Tiers Livre ne peut plus donc se concevoir seulement comme « un livre à côté des livres [27] », mais comme l’espace numérique dévolu à ce que j’appellerai autoblographie. Le site devient cette « armoire à livres » qui figurait à l’horizon d’Autobiographie des objets. Relisant ses propres livres, republiés, augmentés et commentés, Bon en fait des textes d’alluvions, dépositaire de traces qu’il appartient désormais au lecteur de saisir. Démarche archéologique, le paratexte génétique fait scintiller différemment le texte originel, doublant la temporalité horizontale de ma lecture d’une temporalité verticale issue de ce carottage dans les circonstances de la rédaction. Ce sont donc des indices que la relecture prélève, dans des paragraphes paratextuels marqués au sceau de la discontinuité et de la fragmentation du propos. L’introduction à la relecture-récriture des pages 24 à 34 de Limite se scande ainsi par exemple en « Séquence accident du travail », « Séquence urgences hôpital [28] », quand tel retour sur Calvaire des chiens convoque un certain Brocq, « un cousin de ma grand-mère » ou encore les parleurs de Damvix [29].

C’est que ces paratextes, conformément d’ailleurs à la poétique propre à la relecture, qui est lecture préhensive de citation et donc de prélèvement, viennent puiser dans le flux textuel originel quelques éclats, de ceux qui réveillent des souvenirs autobiographiques. Chaque punctum, comme biographème, n’est convoqué qu’en tant qu’il éclaire l’écriture de tel passage de l’œuvre littéraire examinée, et prend fréquemment, d’ailleurs, la forme de considérations transtextuelles : « Je voulais ce livre selon la tragédie grecque [30] ». Nommons donc bibliographèmes ces instants où la biographie se confond avec la genèse des écrits de l’auteur dans ses rapports à la bibliothèque. Ils participent de cette entreprise plus générale de circulation du discours auctorial, de son présent d’écrivain à ses textes antérieurs comme aux autres ouvrages qui l’auront accompagné dans son écriture.

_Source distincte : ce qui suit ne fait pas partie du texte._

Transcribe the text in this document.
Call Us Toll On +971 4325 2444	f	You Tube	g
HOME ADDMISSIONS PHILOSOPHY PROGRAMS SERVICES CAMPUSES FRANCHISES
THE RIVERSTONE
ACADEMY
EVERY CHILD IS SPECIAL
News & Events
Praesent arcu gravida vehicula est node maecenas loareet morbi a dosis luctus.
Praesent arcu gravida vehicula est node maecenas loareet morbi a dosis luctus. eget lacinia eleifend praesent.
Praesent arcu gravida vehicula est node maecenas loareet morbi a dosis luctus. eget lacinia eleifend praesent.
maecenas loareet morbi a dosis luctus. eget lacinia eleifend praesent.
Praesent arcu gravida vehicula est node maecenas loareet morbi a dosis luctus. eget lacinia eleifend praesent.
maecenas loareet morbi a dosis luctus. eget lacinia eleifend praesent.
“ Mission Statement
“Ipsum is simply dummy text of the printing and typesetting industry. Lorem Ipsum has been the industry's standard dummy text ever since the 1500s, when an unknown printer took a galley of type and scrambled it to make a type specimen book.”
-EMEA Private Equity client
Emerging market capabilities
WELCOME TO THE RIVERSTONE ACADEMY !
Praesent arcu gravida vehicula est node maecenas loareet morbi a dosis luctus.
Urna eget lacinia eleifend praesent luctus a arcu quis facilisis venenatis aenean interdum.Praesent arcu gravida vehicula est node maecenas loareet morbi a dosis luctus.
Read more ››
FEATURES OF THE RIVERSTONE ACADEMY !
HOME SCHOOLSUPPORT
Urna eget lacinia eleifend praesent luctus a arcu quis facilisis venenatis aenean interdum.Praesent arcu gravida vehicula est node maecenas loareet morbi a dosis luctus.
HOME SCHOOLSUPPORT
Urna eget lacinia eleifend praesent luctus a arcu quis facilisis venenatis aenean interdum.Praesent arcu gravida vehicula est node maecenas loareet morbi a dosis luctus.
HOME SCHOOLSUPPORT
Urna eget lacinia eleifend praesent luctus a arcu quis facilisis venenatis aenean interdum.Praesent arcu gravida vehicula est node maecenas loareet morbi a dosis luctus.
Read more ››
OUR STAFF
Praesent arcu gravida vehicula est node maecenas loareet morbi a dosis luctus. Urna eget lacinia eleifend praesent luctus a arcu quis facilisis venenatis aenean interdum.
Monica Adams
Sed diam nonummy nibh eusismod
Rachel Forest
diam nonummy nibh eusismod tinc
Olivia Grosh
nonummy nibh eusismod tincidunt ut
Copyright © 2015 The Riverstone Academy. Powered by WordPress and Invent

L’auteur de la partie haute de tel feuilleton de Limite, espace tabulaire ouvert aux quatre vents – je peux décider de partir vers une autre zone du site, voire vers un autre site comme nerval.fr ‒ est-il le même que celui de la suite du texte, lisible en un espace écranique cette fois linéaire ‒ auteur qui lui-même dialogue avec celui de la version originale de Limite dans les années 1983-1984… ?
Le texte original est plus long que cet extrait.